In the summer of ‘96 I was making a promotional video for Wavus and I asked Parker to help me. I wanted to capture the magic of camp’s shoreline via boat. Parker’s stable, old Whaler was the best bet. The morning was bright and hazy and the Lake was like glass. Calmness was paramount to ensure a smooth take with a minimum of pitch and yaw. We began at the Boys swim dock and, with deliberate speed, motored the length of shore to the end of the Point, and turned into the Cove, a distance of over a mile.
After a second pass, our task complete, we headed back to Hemlock Park. Off Pinewood Cove somewhere, the Whaler’s motor sputtered and died. Hefting the gas tank confirmed its emptiness.
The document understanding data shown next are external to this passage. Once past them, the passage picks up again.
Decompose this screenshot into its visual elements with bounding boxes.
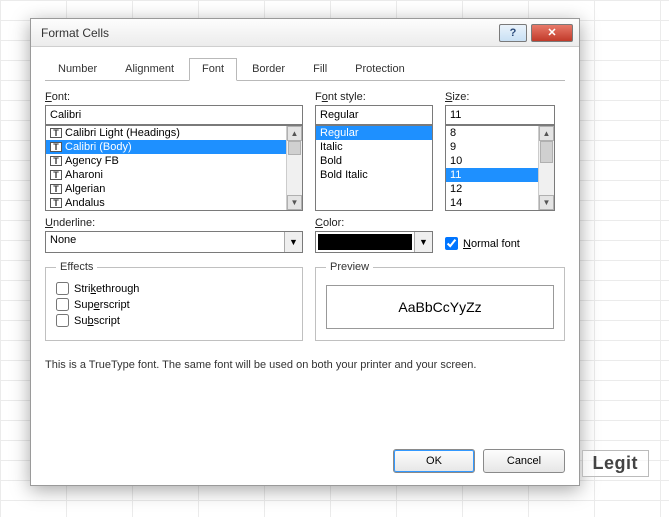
- list-item[interactable]: 12: [446, 182, 538, 196]
- color-combo[interactable]: ▼: [315, 231, 433, 253]
- chevron-down-icon[interactable]: ▼: [284, 232, 302, 252]
- normal-font-input[interactable]: [445, 237, 458, 250]
- truetype-icon: T: [50, 128, 62, 138]
- watermark: Legit: [582, 450, 650, 477]
- list-item[interactable]: 11: [446, 168, 538, 182]
- truetype-icon: T: [50, 170, 62, 180]
- scrollbar[interactable]: ▲ ▼: [538, 126, 554, 210]
- help-button[interactable]: ?: [499, 24, 527, 42]
- scroll-up-icon[interactable]: ▲: [287, 126, 302, 141]
- strikethrough-input[interactable]: [56, 282, 69, 295]
- tab-border[interactable]: Border: [239, 58, 298, 81]
- footnote-text: This is a TrueType font. The same font w…: [45, 359, 565, 371]
- effects-group: Effects Strikethrough Superscript Subscr…: [45, 261, 303, 341]
- tab-number[interactable]: Number: [45, 58, 110, 81]
- list-item[interactable]: TAgency FB: [46, 154, 286, 168]
- dialog-title: Format Cells: [37, 26, 499, 40]
- tab-strip: Number Alignment Font Border Fill Protec…: [45, 57, 565, 81]
- list-item[interactable]: Italic: [316, 140, 432, 154]
- scroll-up-icon[interactable]: ▲: [539, 126, 554, 141]
- list-item[interactable]: 10: [446, 154, 538, 168]
- strikethrough-checkbox[interactable]: Strikethrough: [56, 282, 292, 295]
- preview-sample: AaBbCcYyZz: [326, 285, 554, 329]
- close-button[interactable]: ✕: [531, 24, 573, 42]
- list-item[interactable]: Bold: [316, 154, 432, 168]
- scroll-down-icon[interactable]: ▼: [287, 195, 302, 210]
- list-item[interactable]: 14: [446, 196, 538, 210]
- superscript-checkbox[interactable]: Superscript: [56, 298, 292, 311]
- color-swatch: [318, 234, 412, 250]
- fontstyle-label: Font style:: [315, 91, 433, 103]
- list-item[interactable]: TCalibri Light (Headings): [46, 126, 286, 140]
- normal-font-checkbox[interactable]: Normal font: [445, 237, 555, 250]
- subscript-checkbox[interactable]: Subscript: [56, 314, 292, 327]
- scroll-thumb[interactable]: [540, 141, 553, 163]
- font-label: Font:: [45, 91, 303, 103]
- underline-value: None: [46, 232, 284, 252]
- preview-group: Preview AaBbCcYyZz: [315, 261, 565, 341]
- font-listbox[interactable]: TCalibri Light (Headings) TCalibri (Body…: [45, 125, 303, 211]
- size-input[interactable]: [445, 105, 555, 125]
- format-cells-dialog: Format Cells ? ✕ Number Alignment Font B…: [30, 18, 580, 486]
- scroll-down-icon[interactable]: ▼: [539, 195, 554, 210]
- tab-alignment[interactable]: Alignment: [112, 58, 187, 81]
- list-item[interactable]: 9: [446, 140, 538, 154]
- truetype-icon: T: [50, 156, 62, 166]
- list-item[interactable]: Bold Italic: [316, 168, 432, 182]
- fontstyle-input[interactable]: [315, 105, 433, 125]
- superscript-input[interactable]: [56, 298, 69, 311]
- effects-legend: Effects: [56, 261, 97, 273]
- list-item[interactable]: TAndalus: [46, 196, 286, 210]
- subscript-input[interactable]: [56, 314, 69, 327]
- size-listbox[interactable]: 8 9 10 11 12 14 ▲ ▼: [445, 125, 555, 211]
- preview-legend: Preview: [326, 261, 373, 273]
- list-item[interactable]: 8: [446, 126, 538, 140]
- list-item[interactable]: Regular: [316, 126, 432, 140]
- scroll-thumb[interactable]: [288, 141, 301, 155]
- truetype-icon: T: [50, 184, 62, 194]
- underline-label: Underline:: [45, 217, 303, 229]
- tab-protection[interactable]: Protection: [342, 58, 418, 81]
- ok-button[interactable]: OK: [393, 449, 475, 473]
- list-item[interactable]: TAlgerian: [46, 182, 286, 196]
- chevron-down-icon[interactable]: ▼: [414, 232, 432, 252]
- fontstyle-listbox[interactable]: Regular Italic Bold Bold Italic: [315, 125, 433, 211]
- cancel-button[interactable]: Cancel: [483, 449, 565, 473]
- color-label: Color:: [315, 217, 433, 229]
- font-input[interactable]: [45, 105, 303, 125]
- titlebar: Format Cells ? ✕: [31, 19, 579, 47]
- size-label: Size:: [445, 91, 555, 103]
- truetype-icon: T: [50, 198, 62, 208]
- underline-combo[interactable]: None ▼: [45, 231, 303, 253]
- scrollbar[interactable]: ▲ ▼: [286, 126, 302, 210]
- tab-font[interactable]: Font: [189, 58, 237, 81]
- tab-fill[interactable]: Fill: [300, 58, 340, 81]
- truetype-icon: T: [50, 142, 62, 152]
- list-item[interactable]: TAharoni: [46, 168, 286, 182]
- list-item[interactable]: TCalibri (Body): [46, 140, 286, 154]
A quick inventory revealed not a single oar. The Lake seemed suddenly very big and very flat. And very empty. No boat traffic was visible; the crack-of-dawn fishermen had all gone home to go back to sleep. The haze burned off. We sat chuckling and muttering for what must have been a half hour or forty minutes. Two Gold Medal campers in a nautical pickle.
But we were indeed moving inexorably southward. It was no illusion: a breeze was coming up from the northeast. Well, we agreed, at least we’re headed in the right direction, but the rate we were going it would be dinnertime before we made landfall. How can we capitalize on this momentum? What could we use as a spinnaker? I stood up, faced into the breeze, and held my life jacket open, providing enough wind resistance that our speed increased. Then I took the thing off and lifted it over my head. In a majestic ridiculosity, we coasted to Joan Dorman’s dock at Hemlock Park, too embarrassed to be embarrassed.